I'm disabled. I use a mobility scooter when I'm out. In our town, buses are infrequent, most don't run daily. If I go a long way to a specific spot I can board the bus in my scooter from one specific place which is quite a long way away, and has no shelter so it's great in this weather. But I can only get on if there's no other scooter user there already as there's only room for one at a time. The next bus is likely to be about 3 hours later, or perhaps 6. I don't use the bus anyway, because they are slow and my bladder can't cope for more than 30 mins between loo stops. I can't get the train as my (perfectly ordinary) scooter is bigger than SW Trains can allow as their carriages are not designed for mobility scooters - steps to the door, narrow aisles, very little space at the carriage ends so manouevrability is very difficult and restricted.
So, if I need to get to the hospital, or into town where the cheap shops are, we have to drive; the bus takes an hour and using the train is a no-no unless I am well enough and the pain is low, meaning I can just about get from the car park to the ticket machine, rest, onto the train, off the train, walk to platform lift, rest, leave the station and then I will have to have organised Shopmobility to meet me at the station with a scooter I hire for £5, and have to give back at about 3.30. So I've never spent a full day shopping with dd. Never.
There are few jobs here, except shelf fillers at supermarkets, which obviously I can't do. I am pretty much unemployable, so I volunteer. My earnings are nil.
I felt so guilty having a BB that when it ran out last year I didn't renew it. That's due to the sort of attitudes on this thread.

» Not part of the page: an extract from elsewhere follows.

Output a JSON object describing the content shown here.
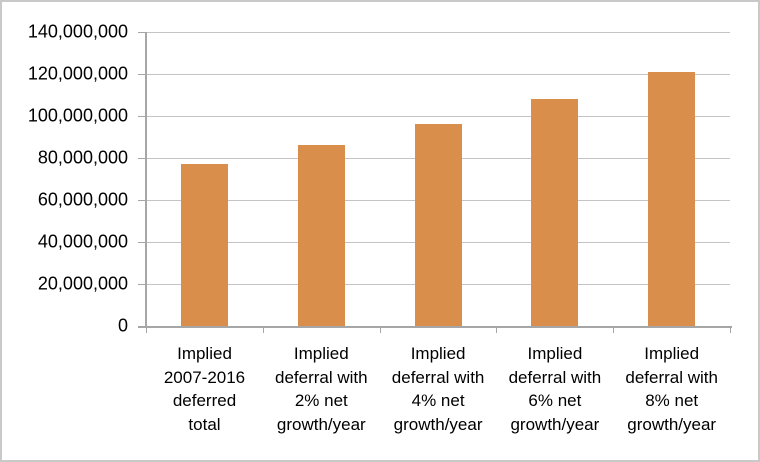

So my life has been confined to a very small town for over a year now. I can barely remember what it's like to be anywhere else. And yet, for years I was a highly skilled professional working in one of the premier companies at their hq in central London on a bloody good wage. I was out every night. I had my own flat. I had a great life and was a hard working productive member of society.
Now I'm a drain on society and any tiny thing society gives me is resented. Thanks.
I am reading The Unit atm. I think there are quite a few people who would think that what they do in that book is a bloody good idea. At moments like these, I do too. I imagine I'd have made my last donation by now.